Champions in other categories
- Andy Priaulx (2001: 18th) – 2004 European Touring Car Championship (ETCC) Champion, 2005, 2006 and 2007 World Touring Car Championship (WTCC) World Champion
- Matteo Bobbi (2001: 11th, 2002: 6th) – 2003 FIA GT Champion
- Alex Lloyd (2005: 40th) – 2007 Indy Lights champion.
- Simon Pagenaud (2005: 16th) – 2006 Atlantics Champion 2016 IndyCar champion.
- Davide Valsecchi (2006: 10th, 2007: 16th) – 2012 GP2 Series Champion.
- Will Power (2005: 7th) 2014, 2022 IndyCar champion.
- Miloš Pavlović (2005: 17th; 2006: 11th; 2007: 3rd) – 2014 Lamborghini Super Trofeo
- Tom Dillmann (2015: 7th, 2016 Champion) 2022	Le Mans Cup - LMP3, 2024 IMSA SportsCar Championship - LMP2 champion, 2025 24 Hours of Le Mans - LMP2 winner.

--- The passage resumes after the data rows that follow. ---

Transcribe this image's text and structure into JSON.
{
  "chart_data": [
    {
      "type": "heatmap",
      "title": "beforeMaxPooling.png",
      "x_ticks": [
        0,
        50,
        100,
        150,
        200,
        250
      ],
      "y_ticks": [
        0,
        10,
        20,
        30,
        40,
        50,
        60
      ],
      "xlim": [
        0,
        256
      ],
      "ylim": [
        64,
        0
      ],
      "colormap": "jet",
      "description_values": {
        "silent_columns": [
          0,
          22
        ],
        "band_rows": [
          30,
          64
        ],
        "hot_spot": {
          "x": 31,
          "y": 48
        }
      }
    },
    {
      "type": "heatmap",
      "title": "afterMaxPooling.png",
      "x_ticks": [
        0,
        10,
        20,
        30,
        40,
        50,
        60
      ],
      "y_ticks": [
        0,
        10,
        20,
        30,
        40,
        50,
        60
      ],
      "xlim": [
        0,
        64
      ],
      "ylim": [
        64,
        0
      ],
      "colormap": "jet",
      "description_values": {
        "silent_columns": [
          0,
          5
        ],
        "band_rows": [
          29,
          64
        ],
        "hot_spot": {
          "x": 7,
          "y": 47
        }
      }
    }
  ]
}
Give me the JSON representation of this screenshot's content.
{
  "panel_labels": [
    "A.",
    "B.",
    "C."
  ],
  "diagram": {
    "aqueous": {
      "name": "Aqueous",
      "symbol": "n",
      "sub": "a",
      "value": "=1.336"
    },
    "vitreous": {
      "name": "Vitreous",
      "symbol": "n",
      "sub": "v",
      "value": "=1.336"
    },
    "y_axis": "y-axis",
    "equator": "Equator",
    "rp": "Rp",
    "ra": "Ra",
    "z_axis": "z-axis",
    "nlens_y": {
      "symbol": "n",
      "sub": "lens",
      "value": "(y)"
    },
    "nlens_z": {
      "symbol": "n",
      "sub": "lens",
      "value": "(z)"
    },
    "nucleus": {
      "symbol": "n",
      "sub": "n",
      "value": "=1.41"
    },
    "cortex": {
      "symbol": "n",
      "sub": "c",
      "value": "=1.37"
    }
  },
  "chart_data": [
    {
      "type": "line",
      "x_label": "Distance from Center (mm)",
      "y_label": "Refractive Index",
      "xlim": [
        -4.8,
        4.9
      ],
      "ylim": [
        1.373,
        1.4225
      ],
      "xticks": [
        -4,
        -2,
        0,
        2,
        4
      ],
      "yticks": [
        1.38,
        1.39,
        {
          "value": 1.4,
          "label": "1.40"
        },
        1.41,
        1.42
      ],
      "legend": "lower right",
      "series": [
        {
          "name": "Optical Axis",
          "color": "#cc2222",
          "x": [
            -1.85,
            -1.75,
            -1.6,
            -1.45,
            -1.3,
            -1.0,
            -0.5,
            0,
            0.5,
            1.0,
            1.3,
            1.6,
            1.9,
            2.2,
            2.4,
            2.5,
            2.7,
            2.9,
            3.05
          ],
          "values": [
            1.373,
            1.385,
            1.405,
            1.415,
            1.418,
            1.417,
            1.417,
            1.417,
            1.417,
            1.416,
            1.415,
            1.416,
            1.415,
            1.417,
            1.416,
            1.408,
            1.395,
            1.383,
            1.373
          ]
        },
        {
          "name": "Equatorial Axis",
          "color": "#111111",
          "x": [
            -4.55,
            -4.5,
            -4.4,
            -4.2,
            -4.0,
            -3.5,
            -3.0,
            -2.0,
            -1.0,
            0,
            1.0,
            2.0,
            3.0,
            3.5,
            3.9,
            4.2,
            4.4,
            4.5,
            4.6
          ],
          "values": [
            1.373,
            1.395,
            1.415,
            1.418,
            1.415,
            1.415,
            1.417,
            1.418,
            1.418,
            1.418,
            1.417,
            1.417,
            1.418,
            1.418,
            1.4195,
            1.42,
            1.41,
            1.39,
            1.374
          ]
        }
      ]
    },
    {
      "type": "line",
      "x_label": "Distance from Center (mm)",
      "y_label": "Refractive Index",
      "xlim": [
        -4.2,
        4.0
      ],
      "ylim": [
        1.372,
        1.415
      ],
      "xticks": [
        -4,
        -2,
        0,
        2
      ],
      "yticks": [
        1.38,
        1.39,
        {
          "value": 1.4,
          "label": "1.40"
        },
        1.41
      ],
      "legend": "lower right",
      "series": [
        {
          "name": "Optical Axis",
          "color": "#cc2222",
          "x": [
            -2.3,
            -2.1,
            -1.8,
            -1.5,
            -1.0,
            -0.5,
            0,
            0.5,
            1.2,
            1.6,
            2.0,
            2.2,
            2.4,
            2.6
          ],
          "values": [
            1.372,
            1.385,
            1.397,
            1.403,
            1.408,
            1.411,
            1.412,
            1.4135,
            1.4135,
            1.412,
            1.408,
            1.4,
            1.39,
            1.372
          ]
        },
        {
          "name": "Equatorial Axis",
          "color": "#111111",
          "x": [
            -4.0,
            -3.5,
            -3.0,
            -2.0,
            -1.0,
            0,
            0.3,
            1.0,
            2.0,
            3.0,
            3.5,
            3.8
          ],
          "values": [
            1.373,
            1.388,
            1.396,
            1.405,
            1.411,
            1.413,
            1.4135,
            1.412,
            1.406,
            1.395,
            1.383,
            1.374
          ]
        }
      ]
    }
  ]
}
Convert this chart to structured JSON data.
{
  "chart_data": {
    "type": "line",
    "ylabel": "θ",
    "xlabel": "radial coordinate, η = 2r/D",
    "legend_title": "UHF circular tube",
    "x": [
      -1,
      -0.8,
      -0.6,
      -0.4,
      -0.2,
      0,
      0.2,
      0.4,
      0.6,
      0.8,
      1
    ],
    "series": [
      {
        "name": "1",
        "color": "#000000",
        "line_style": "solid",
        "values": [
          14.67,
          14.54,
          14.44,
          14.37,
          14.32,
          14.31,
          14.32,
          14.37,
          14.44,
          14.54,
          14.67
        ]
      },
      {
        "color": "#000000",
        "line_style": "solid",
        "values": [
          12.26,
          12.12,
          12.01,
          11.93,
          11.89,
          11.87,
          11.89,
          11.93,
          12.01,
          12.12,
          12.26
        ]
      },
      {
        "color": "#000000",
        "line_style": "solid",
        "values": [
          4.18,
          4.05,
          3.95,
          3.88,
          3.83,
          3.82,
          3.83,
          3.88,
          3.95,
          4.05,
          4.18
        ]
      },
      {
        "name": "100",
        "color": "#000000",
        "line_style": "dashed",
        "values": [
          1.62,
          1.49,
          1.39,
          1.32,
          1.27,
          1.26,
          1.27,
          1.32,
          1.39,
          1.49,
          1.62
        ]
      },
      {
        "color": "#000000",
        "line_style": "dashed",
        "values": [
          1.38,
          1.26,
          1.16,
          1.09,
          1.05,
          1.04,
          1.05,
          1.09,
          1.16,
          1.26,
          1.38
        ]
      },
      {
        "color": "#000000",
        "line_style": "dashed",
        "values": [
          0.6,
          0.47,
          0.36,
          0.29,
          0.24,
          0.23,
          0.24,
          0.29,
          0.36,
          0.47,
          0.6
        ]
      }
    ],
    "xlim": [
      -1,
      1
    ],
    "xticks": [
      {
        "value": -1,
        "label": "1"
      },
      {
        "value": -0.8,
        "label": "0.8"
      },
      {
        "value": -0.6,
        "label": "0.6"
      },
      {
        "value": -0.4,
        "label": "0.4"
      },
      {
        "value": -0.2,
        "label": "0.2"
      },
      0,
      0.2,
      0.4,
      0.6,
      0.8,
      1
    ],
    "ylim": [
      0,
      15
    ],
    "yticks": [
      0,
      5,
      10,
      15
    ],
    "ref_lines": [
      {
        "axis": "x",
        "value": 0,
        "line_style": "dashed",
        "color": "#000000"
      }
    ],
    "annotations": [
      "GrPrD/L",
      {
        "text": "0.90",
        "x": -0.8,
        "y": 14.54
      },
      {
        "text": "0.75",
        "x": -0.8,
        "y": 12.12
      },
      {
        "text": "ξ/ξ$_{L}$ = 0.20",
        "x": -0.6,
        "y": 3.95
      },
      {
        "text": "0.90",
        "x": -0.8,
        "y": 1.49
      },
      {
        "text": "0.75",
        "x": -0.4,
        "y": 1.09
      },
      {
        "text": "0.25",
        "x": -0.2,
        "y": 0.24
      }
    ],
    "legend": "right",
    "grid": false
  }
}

- Alex Palou (2017: 10th) 2021, 2023, 2024, 2025 IndyCar champion.

Other notable drivers
- Álvaro Parente (2006: 5th; 2007: 1st) GP2 Series winner, has driven and stood on the podium for Super Nova Racing, Ocean Racing Technology, Scuderia Coloni, and Racing Engineering
- Esteban Guerrieri (2008: 8th, 2009: 19th, 2010: 3rd) 2011 and 2012 Indy Lights runner-up for Sam Schmidt Motorsports. 2019 WTCR runner-up.

==Television broadcast==
World Series by Renault races were broadcast live as part of a package of the combined open-wheel and touring car races on the pan-European Eurosport subscription channel or its sister stations Eurosport2 and British Eurosport. Eurosport is also on-sold to several non-European networks, extending World Series by Renault's international reach as far as South East Asia and Oceania. The races are also carried live by Estonia channel Kanal 12 and Spain channel Aragon TV. Abbreviated highlights packages were carried by several other television networks and stations, including the British channels Sky Sports and MotorsTV, the Dutch RTL 7 channel, ESPN Star Sports in Asia, Speed in South America and Esporte Interativo in Brazil.